Riguardo la nazionalità di chi chiede la cittadinanza, sempre dai dati consolidati del 2023 emerge come non esista un “gruppo” predominante: gli albanesi rappresentano il 15% del totale, seguiti dal 13% di marocchini e dagli argentini, con un numero più che quadruplicato, passando dai 3600 del 2021 a oltre 16mila nel 2023; al quarto posto i romeni, al quinto i brasiliani.
Precisa Papavero: “Quella albanese e marocchina sono due comunità che hanno una presenza consolidata da molti anni nel nostro Paese, per loro quindi il percorso di integrazione e stabilizzazione si traduce poi con un più alto numero di nuovi italiani. Per Argentina e Brasile l’acquisizione è soprattutto per discendenza, perché hanno avi italiani. In graduatoria solo questi due paesi rappresentano circa 30 mila nuove cittadinanze nel 2023. Al quarto posto troviamo la Romania, sono la comunità numericamente più importante in Italia ed essendo europei per loro sono richiesti 4 anni di residenza per poter presentare domanda”. E aggiunge: “Dai dati delle nostre survey, dove eseguiamo delle interviste dirette che ci aiutano a evidenziare dati che sfuggono a quelli ufficiali, vediamo che tra le motivazioni che spingono a richiedere la cittadinanza c’è il fatto di non avere più problemi con la burocrazia, la libera circolazione in Europa per chi non la possiede già con il proprio passaporto e una condizione migliore per la propria famiglia”.

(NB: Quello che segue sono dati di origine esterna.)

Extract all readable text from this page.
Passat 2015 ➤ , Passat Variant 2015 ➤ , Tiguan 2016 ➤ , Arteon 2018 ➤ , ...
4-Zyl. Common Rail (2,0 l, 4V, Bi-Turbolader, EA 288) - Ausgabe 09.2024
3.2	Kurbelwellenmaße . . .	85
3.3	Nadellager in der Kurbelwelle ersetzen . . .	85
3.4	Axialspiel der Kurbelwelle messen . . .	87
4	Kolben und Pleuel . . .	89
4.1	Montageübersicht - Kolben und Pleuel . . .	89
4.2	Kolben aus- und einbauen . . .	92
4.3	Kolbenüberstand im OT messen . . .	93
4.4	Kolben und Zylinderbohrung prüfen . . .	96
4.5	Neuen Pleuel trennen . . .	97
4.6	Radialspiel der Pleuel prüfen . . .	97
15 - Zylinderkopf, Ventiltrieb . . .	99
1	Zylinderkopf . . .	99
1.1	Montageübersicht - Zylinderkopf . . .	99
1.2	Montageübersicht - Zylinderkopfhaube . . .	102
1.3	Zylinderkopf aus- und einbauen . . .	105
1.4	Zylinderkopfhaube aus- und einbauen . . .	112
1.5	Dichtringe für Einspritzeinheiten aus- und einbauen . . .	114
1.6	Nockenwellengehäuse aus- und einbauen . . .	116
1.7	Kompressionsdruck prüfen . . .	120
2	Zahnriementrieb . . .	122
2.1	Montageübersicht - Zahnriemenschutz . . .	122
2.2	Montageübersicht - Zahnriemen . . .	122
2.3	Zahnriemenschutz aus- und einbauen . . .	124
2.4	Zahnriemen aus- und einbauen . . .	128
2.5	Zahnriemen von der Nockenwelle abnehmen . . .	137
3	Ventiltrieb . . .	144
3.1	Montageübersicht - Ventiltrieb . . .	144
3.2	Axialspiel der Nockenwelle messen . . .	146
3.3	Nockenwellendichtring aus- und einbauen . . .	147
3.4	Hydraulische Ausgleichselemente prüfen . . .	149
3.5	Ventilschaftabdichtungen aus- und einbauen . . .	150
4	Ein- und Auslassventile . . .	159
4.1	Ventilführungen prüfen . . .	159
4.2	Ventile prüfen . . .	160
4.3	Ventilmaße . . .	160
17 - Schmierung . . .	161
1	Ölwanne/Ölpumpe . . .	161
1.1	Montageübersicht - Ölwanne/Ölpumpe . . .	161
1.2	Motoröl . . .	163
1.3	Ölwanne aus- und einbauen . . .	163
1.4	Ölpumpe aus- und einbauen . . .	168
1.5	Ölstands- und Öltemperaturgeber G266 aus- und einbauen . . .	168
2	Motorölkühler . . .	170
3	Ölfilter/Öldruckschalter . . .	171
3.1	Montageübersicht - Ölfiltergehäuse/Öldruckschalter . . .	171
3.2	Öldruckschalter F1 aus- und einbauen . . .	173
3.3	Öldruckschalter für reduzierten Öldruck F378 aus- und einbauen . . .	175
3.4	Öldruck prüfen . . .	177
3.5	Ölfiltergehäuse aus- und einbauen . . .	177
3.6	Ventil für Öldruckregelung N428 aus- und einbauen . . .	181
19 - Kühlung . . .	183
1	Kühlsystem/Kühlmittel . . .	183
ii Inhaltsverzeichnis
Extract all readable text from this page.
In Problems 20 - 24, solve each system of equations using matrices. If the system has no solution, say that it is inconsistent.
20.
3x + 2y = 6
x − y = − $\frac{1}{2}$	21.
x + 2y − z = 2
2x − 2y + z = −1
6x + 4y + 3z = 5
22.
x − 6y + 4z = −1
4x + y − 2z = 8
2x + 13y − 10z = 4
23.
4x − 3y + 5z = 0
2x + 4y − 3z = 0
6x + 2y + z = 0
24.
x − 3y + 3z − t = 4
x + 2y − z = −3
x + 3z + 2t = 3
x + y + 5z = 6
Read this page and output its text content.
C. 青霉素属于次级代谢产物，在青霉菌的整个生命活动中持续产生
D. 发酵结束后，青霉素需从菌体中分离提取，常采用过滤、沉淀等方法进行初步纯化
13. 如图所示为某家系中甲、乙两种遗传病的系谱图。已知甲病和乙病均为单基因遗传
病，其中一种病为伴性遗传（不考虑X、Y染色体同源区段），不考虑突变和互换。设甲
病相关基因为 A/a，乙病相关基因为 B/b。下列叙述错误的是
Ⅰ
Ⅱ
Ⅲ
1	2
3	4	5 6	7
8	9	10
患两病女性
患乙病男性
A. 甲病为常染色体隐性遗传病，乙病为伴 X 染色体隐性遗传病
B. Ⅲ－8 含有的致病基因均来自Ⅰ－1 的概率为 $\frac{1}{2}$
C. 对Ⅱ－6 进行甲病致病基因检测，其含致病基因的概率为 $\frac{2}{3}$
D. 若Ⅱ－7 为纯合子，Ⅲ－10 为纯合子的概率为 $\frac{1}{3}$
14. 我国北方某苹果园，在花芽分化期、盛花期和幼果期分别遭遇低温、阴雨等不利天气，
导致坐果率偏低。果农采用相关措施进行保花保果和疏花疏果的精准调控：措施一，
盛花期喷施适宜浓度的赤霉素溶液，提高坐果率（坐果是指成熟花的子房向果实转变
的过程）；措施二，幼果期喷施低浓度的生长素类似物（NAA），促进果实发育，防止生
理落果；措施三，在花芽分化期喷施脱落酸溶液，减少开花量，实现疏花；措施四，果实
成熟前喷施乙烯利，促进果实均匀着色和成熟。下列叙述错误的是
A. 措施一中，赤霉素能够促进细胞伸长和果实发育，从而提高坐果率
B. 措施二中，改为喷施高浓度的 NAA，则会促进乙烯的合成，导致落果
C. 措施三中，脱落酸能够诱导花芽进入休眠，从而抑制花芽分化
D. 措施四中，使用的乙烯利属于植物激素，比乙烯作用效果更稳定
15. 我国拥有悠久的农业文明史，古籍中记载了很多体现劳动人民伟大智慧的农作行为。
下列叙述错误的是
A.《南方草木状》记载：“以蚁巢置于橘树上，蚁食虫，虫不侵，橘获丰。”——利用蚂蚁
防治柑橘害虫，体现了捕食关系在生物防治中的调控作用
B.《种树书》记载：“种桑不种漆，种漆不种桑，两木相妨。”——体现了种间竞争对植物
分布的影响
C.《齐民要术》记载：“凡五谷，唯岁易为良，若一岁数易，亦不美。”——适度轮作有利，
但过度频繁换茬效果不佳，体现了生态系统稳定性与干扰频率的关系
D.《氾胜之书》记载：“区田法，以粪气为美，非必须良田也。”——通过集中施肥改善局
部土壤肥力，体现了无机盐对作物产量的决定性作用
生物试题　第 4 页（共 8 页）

Ma non tutti sono interessati a diventare italiani, per l’impossibilità di avere due cittadinanze pena la perdita di quella d’origine, come per cinesi e indiani, oppure perché intenzionati a tornare nel paese d’origine, o ancora perché il permesso di lungo soggiorno è ritenuto già sufficiente (da due milioni di stranieri, secondo i dati Istat del 2024).
Spiega la ricercatrice della Fondazione: “Il permesso di lungo soggiorno non richiede il rinnovo e consente alcuni vantaggi come la mobilità in Europa, con alcuni limiti, oltre al fatto di poterlo chiedere anche per i familiari. Rispetto alla domanda per la cittadinanza italiana, questo si può fare calcolando 5 anni di presenza legale, con regolare permesso di soggiorno”. Il permesso di lungo soggiorno non permette però i diritti politici, cioè la possibilità di poter votare e di candidarsi alle elezioni.
La scrittrice e sociologa Sumaya Abdel Qader denuncia l’esistenza di impedimenti burocratici che a volte rendono molto difficoltose le procedure per richiedere la cittadinanza, come la momentanea interruzione della residenza: “Accade spesso ai figli di immigrati perché i genitori magari tornano nel paese di origine, alcuni fanno su e giù, e in questo modo si perde la residenza continuativa”.
Qualcosa nell’analisi potrebbe già cambiare con i dati consolidati del 2024, vista l’approvazione della legge che limita la modalità di acquisizione per discendenza: “Prima era possibile richiederla fino alla quarta generazione di discendenza, oggi, con la nuova norma, solo fino alla seconda e questo potrebbe creare uno scossone nella divisione di questi dati, facendo scendere ad esempio il numero di acquisizioni per ius sanguinis. La forte richiesta di queste persone può avere diversi motivi. Qualcuno sostiene che sia per i problemi interni nei Paesi dell’America Latina, che hanno attraversato, come l’Argentina, una crisi piuttosto importante. Altri ritengono invece che una cittadinanza europea con un passaporto forte consenta loro maggiori spostamenti in altri Paesi europei” conclude Papavero.